Research characteristics included participants’ information, study methodology and design, stage of research, and main results.


Of the 9,905 initially identified records, 6,874 underwent title-abstract screening, and 152 underwent full-text screening. However, only 25 eligible records were analyzed, including 1,707 individuals.

In total, 21 agents were identified, with most being disembodied chatbots, robots, and virtual representations, of which most studies used Paro, Nao, and Woebot.

The dialog system used by the CAs was predominantly machine learning and natural language processing (n=12), with some using predetermined dialog systems and interactions matched and assembled to user input dynamically.

Most CAs targeted anxiety (n=12), followed by depression, psychiatric well-being, general distress, and mood. Most records labeled the conversational agent applications as interventions, focusing on preventive measures for the general public and at-risk individuals.

Nineteen studies reported the duration of interventions, most lasting two to four weeks (eight studies). Seventeen studies reported theoretical frameworks for the interventions, with Cognitive Behavioural Theory (CBT) applied to most interventions, and 14 automated CA applications mentioned positive psychology as their framework.

Other theories included interpersonal theory, person-centered theory, the metacognitive intervention of narrative imagery, motivational interview, transtheoretical approach, dialectical behavioral theory, and emotion-focused theory.

The sample sizes ranged from eight to 234 participants primarily recruited from educational, community, and healthcare settings, with a mean age of 17 years, and 58% were female.

Fifteen studies reported feasibility outcomes, including engagement, retention/adherence rate, acceptability, user satisfaction, system usability, safety, and functionality.

Two studies reported safety issues, with >50% of individuals reporting at least one adverse effect despite high feasibility. Fifteen studies reported anxiety outcomes, with five reporting a significant positive difference compared to controls.

A randomized controlled trial found an improvement in medical procedure-related anxiety for participants undergoing more invasive procedures and with more frequent exposure to medical procedures.

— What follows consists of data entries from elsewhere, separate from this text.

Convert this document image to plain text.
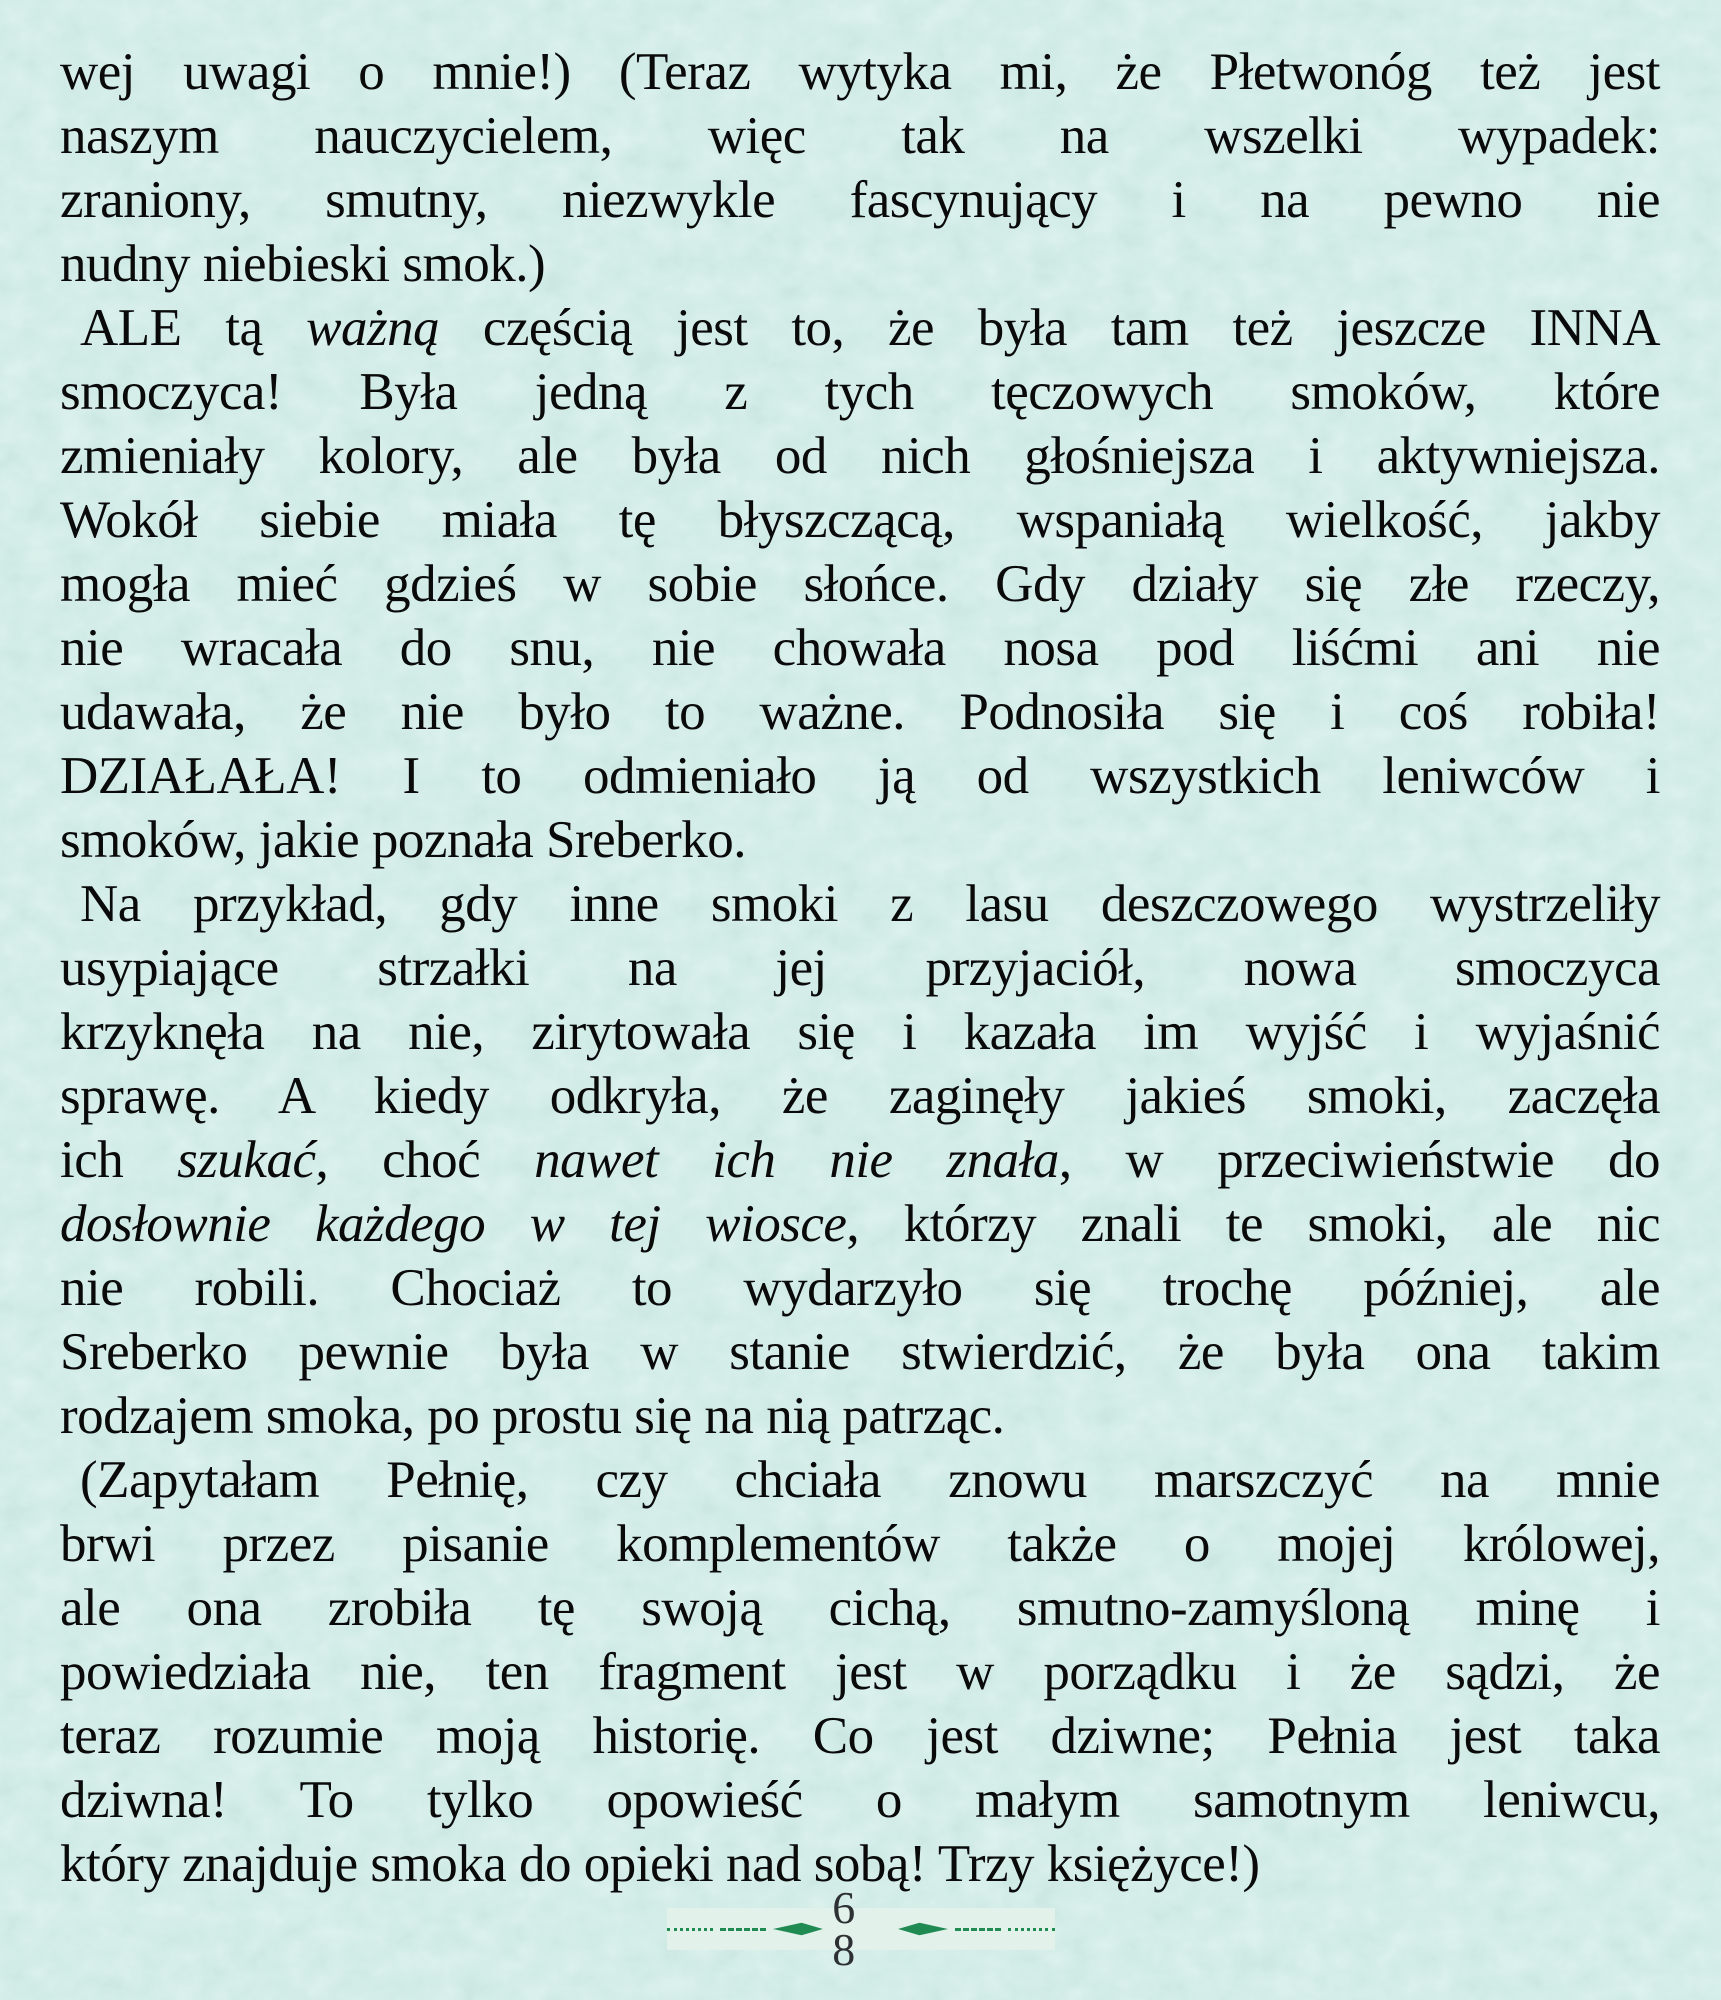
wej uwagi o mnie!) (Teraz wytyka mi, że Płetwonóg też jest
naszym nauczycielem, więc tak na wszelki wypadek:
zraniony, smutny, niezwykle fascynujący i na pewno nie
nudny niebieski smok.)
ALE tą ważną częścią jest to, że była tam też jeszcze INNA
smoczyca! Była jedną z tych tęczowych smoków, które
zmieniały kolory, ale była od nich głośniejsza i aktywniejsza.
Wokół siebie miała tę błyszczącą, wspaniałą wielkość, jakby
mogła mieć gdzieś w sobie słońce. Gdy działy się złe rzeczy,
nie wracała do snu, nie chowała nosa pod liśćmi ani nie
udawała, że nie było to ważne. Podnosiła się i coś robiła!
DZIAŁAŁA! I to odmieniało ją od wszystkich leniwców i
smoków, jakie poznała Sreberko.
Na przykład, gdy inne smoki z lasu deszczowego wystrzeliły
usypiające strzałki na jej przyjaciół, nowa smoczyca
krzyknęła na nie, zirytowała się i kazała im wyjść i wyjaśnić
sprawę. A kiedy odkryła, że zaginęły jakieś smoki, zaczęła
ich szukać, choć nawet ich nie znała, w przeciwieństwie do
dosłownie każdego w tej wiosce, którzy znali te smoki, ale nic
nie robili. Chociaż to wydarzyło się trochę później, ale
Sreberko pewnie była w stanie stwierdzić, że była ona takim
rodzajem smoka, po prostu się na nią patrząc.
(Zapytałam Pełnię, czy chciała znowu marszczyć na mnie
brwi przez pisanie komplementów także o mojej królowej,
ale ona zrobiła tę swoją cichą, smutno-zamyśloną minę i
powiedziała nie, ten fragment jest w porządku i że sądzi, że
teraz rozumie moją historię. Co jest dziwne; Pełnia jest taka
dziwna! To tylko opowieść o małym samotnym leniwcu,
który znajduje smoka do opieki nad sobą! Trzy księżyce!)
6 8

Nine studies reported depression, with five showing a significant difference compared to controls, favoring automated CAs.

In uncontrolled trials, one showed a minimal change in depression scores, and two studies showed a significant improvement in psychological well-being but no significant effect on subjective happiness.


To conclude, based on the review findings, automated CAs can improve mental health outcomes, especially in anxiety and depression; however, further research could improve understanding of their effectiveness and potential limitations.

The field is rapidly expanding, with advanced technical capabilities, especially in high-income countries.

Future reviews should include safety research, address a broad range of clinical problems, include larger sample sizes, and conduct cost-effectiveness studies to inform affordability in low- and middle-income countries.